Cobertura exclusiva desde San Sebastián, por David Garrido Bazán
The Dead and the Living
No profanar el sueño de los muertos (y menos sí son del Holocausto)
Desayunarse en el festival con una primera película que toca aunque sea de pasada el bonito tema del holocausto es siempre un aliciente. Así ya te vas haciendo una somera idea de lo que te espera en la jornada. La película austriaca Die Lebenden empieza poco menos que donde terminaba aquella película de Costa Gavras de Mucho más que un Crimen (Music Box) donde Jessica Lange acababa por las malas de tomar conciencia del oscuro pasado que ocultaba su amado padre y su papel en los campos de concentración. Aquí es una joven de 25 años un tanto rebelde y un mucho desubicada , Sita, quien se entera un día como por casualidad que su abuelo tiene ese mismo pasado oscuro y desenterrando, desenterrando, acaba por llegar a Auschwitz. Sita cuenta con la oposición de su padre, un hombre que ha dedicado toda su vida a negar y huir de ese pasado y con su propio caos emocional, acrecentado por el hecho de que justo antes de empezar a desenterrar el pasado nazi de su familia pasa una noche loca con un joven encantador… que resulta ser israelí. Claro, digamos que el timing como que no es el más apropiado, no.
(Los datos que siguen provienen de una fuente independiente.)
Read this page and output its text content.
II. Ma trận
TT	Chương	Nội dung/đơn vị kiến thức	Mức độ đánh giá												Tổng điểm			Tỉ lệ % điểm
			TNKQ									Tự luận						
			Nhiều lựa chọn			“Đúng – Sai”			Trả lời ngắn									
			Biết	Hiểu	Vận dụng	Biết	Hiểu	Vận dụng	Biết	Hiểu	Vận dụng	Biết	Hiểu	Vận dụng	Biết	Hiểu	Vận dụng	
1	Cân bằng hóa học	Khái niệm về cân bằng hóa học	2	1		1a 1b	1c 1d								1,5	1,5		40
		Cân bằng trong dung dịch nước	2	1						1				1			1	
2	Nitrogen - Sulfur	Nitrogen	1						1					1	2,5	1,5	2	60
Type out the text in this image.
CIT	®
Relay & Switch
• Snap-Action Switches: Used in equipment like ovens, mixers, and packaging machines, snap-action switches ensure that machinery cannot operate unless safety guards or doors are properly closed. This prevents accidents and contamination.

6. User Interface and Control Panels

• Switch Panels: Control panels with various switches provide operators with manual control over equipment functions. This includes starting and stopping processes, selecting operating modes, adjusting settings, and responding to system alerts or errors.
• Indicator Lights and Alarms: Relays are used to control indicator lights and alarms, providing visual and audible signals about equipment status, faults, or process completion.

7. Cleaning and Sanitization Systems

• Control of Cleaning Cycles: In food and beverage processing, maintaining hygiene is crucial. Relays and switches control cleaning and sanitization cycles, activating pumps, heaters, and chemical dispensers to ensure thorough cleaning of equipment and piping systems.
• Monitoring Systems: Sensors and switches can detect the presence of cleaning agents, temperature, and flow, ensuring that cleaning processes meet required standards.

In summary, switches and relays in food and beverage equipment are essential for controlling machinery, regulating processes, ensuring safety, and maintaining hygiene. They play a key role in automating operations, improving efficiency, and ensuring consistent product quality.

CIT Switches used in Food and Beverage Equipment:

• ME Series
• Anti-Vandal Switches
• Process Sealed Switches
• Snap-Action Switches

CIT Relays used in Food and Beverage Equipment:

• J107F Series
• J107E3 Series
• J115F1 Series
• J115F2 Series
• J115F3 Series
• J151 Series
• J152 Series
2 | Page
La película de Barbara Albert podría haber resultado interesante si a) no existieran unos cuantos precedentes más o menos ilustres de películas sobre esqueletos nazis en el armario familiar cuyos pecados recaen sobre los hijos, que solo se reconciliarán con la vida cuando acepten esa realidad y b) si estuviera realizada de una forma mucho más dinámica. Uno tiene la misma sensación que comerse un kilo de polvorones en pleno mes de agosto con el calor: cuesta pasar la bola. Mientras Sita vagabundea de Berlin a Viena y de Varsovia a Rumanía haciendo averiguaciones y desentrañando los secretos de su pasado familiar, la morosidad narrativa de la película, que se toma mucho más tiempo del que sería razonable para desvelar cosas que uno anticipa desde bastante antes que sucedan, es capaz de aburrir al más dispuesto. Por otro, pese al estimable trabajo de Anna Fisher al frente del reparto, no existen tampoco demasiados alicientes en este campo a los que poder agarrarse. Todo de lo más correcto, todo de lo más plano, todo narrado con eficacia cerebral germánica… y una lamentable ausencia de emociones que hace que, básicamente, te importe más bien poco lo que descubra o le pase a esta chica confusa y perdida.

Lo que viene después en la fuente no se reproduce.